2
votes

Our PowerBuilder application is fairly large and has many objects in several PBLs for organizing our code. We often have 10 or more datawindows on one window, and these datawindows may be spread across two or three PBLs. For version control, we use exclusive check-out to avoid merge conflicts.

The situation is that when you right-click on a datawindow object from the Window painter you get a context-menu with options like "Script" and "Properties" and "Modify Datawindow...". We'd like to add one for "Check-out..." to avoid having to hunt for the datawindow in several PBLs.

Any ideas on how to do this, or something similar, would be greatly appreciated.

4
Sounds like a really nice idea but I can't imagine how you would go about it. The IDE doesn't really support plugins AFAIKColin Pickard

4 Answers

2
votes

I think the best you can do is to create a temporary library at the top of your library list, locate your datawindows by jumping to them via "Modify Datawindow...", then saving them into your temporary library, and finally using the tools in your source control system to locate them by name and lock them.

One other trick that I use is to uncheck the tick box in the source control options that clears down the .srd etc files, then using your operating system's find tools to search on file name for these (since Powerbuilder still doesn't support searching for objects by name...).

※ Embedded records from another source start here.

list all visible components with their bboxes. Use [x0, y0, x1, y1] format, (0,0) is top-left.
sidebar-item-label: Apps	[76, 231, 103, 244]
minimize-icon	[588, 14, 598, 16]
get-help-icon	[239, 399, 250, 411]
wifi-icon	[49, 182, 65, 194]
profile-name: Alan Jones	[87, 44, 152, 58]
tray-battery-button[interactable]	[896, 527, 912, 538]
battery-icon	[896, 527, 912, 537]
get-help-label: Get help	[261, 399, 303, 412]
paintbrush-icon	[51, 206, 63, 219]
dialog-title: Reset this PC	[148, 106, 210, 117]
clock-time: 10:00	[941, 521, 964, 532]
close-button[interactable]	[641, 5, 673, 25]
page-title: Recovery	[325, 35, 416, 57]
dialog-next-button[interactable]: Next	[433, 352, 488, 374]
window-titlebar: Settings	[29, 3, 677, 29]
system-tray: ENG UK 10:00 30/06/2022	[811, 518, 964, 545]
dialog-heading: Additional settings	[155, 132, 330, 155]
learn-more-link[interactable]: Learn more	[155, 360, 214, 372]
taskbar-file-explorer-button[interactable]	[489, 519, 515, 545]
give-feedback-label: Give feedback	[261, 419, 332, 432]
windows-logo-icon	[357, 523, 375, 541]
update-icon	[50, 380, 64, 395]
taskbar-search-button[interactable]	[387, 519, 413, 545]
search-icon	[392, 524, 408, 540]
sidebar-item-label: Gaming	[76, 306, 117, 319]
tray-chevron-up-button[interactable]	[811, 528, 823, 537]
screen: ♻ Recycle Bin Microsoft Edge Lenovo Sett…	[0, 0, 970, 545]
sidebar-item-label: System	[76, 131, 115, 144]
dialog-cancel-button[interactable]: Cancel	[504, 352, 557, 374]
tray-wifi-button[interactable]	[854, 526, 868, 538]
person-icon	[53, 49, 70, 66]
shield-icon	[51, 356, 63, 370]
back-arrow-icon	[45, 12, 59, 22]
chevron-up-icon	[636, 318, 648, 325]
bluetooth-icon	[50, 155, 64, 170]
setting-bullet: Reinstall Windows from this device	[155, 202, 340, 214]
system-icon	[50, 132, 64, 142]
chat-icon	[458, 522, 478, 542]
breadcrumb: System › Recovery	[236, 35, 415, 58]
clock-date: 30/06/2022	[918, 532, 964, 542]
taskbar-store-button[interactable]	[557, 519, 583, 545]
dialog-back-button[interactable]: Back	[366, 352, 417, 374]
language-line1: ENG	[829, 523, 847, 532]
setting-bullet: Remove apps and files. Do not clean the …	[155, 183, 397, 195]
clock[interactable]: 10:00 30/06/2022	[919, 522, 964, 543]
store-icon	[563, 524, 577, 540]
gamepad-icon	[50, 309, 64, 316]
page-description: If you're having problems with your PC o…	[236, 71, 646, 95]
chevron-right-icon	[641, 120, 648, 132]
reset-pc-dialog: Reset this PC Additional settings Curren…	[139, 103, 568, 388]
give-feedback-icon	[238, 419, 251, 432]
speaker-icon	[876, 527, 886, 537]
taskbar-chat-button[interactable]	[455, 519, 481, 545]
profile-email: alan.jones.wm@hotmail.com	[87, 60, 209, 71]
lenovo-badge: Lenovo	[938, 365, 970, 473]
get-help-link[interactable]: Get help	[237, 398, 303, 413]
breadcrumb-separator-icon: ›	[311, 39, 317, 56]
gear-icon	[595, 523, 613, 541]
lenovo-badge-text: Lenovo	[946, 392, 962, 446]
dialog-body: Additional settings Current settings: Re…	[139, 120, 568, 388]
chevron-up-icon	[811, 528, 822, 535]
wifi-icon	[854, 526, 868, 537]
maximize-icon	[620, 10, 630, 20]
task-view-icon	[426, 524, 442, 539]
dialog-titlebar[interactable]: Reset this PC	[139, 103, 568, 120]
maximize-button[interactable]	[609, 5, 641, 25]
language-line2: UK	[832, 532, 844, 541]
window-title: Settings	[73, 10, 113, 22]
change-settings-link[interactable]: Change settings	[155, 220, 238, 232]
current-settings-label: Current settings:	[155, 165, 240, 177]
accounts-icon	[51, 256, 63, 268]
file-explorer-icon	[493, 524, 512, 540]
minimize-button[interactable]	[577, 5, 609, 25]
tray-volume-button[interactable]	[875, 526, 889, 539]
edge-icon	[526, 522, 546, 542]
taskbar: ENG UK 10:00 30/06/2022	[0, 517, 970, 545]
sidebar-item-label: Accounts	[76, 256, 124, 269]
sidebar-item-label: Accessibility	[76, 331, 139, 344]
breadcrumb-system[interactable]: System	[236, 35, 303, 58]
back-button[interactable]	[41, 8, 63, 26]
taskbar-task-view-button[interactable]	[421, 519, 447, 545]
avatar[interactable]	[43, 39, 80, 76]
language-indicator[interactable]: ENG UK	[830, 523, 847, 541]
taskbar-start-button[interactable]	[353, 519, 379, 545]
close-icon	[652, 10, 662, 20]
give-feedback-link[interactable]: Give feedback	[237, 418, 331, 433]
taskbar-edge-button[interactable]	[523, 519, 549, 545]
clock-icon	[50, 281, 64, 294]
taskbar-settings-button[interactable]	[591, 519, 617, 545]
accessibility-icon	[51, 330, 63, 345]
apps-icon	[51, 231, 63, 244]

Of course if you don't have many objects, and if your objects don't have many references, you could always use Powerbuilder's search... but who do you know in the that fortunate position?!!

1
votes

I think you've hit on a problem that a lot of people run into, which runs right through a loophole in PB that lets you start editing a DataWindow without warning you to check it out. Unfortunately, to the best of my knowledge there is no way to hook into the context menu.

However, you can hook into toolbar items. If that was the way I wanted to go, and I had plenty of time to spare, I'd write an app that I would launch from the toolbar, and here's what it would do:

  • Find the PowerBuilder window with APIs
  • Find the current sheet in PB
  • Get the object name out of the title
  • Get the current application (registry or PB.INI, depending on the version of PB, and may involve getting the workspace first, then the current target)
  • Get the library list (PB.INI or target file)
  • Do a LibraryExport() on the object that's open
  • Find all DataWindow controls (this may involve looking at ancestors to determine control types)
  • Identify dataobjects for these controls (again, you may need to look at ancestors)
  • Use LibraryDirectory() to get a list of all objects in all PBLs
  • Find the dataobjects' PBLs
  • Throw up a window listing the dataobjects and their PBLs

OTOH, if I had PBL Peeper (and, yes, this is biased advice), I'd

  • Launch the "PBL Peeper (Browse current application)" icon on my desktop (OK, that's a lie; I'd already have PBL Peeper open and would just switch to the Browse page)
  • Ctrl-Q (for QuickFind) and start typing the name of the object (if you pause, it will find a partial match on what you've typed)
  • Hit [Enter] once to accept QuickFind's selection
  • Hit [Enter] again to expand the object
  • Find the DataWindow control in question and RMB on it
  • Select "Go to Default DataWindow"
  • If it doesn't show the library and name in the microhelp (it's been a long time since I've released a version, and I can't keep track of what's in the released version), find the Up toolbar item to go up to the PBL

I know this doesn't achieve a checkout, but it does "avoid having to hunt for the datawindow in several PBLs". And, you can probably achieve this faster than my first suggestion.

Good luck,

Terry

1
votes

The way I do it is to right-click and choose Modify DataWindow. When the painter opens you can just read the PBL from the title of the painter. Then close the DataWindow painter so PB will let you check out the DataWindow. For the more general case of locating an arbitrary user object, use Terry's PBL Peeper method.

0
votes

You could separate the organization of PBLs used for development from those used for deployment.

As long as the PBL names don't conflict between the two views into the source code. The PBG files registered in source control won't clobber each other.

The downside is that when new objects are added or deleted, you will need to update both locations.

I would create a datawindow only PBL with all the related objects and put them in the same target. When I worked with that sub-system or report i could then check out all the objects in the same library.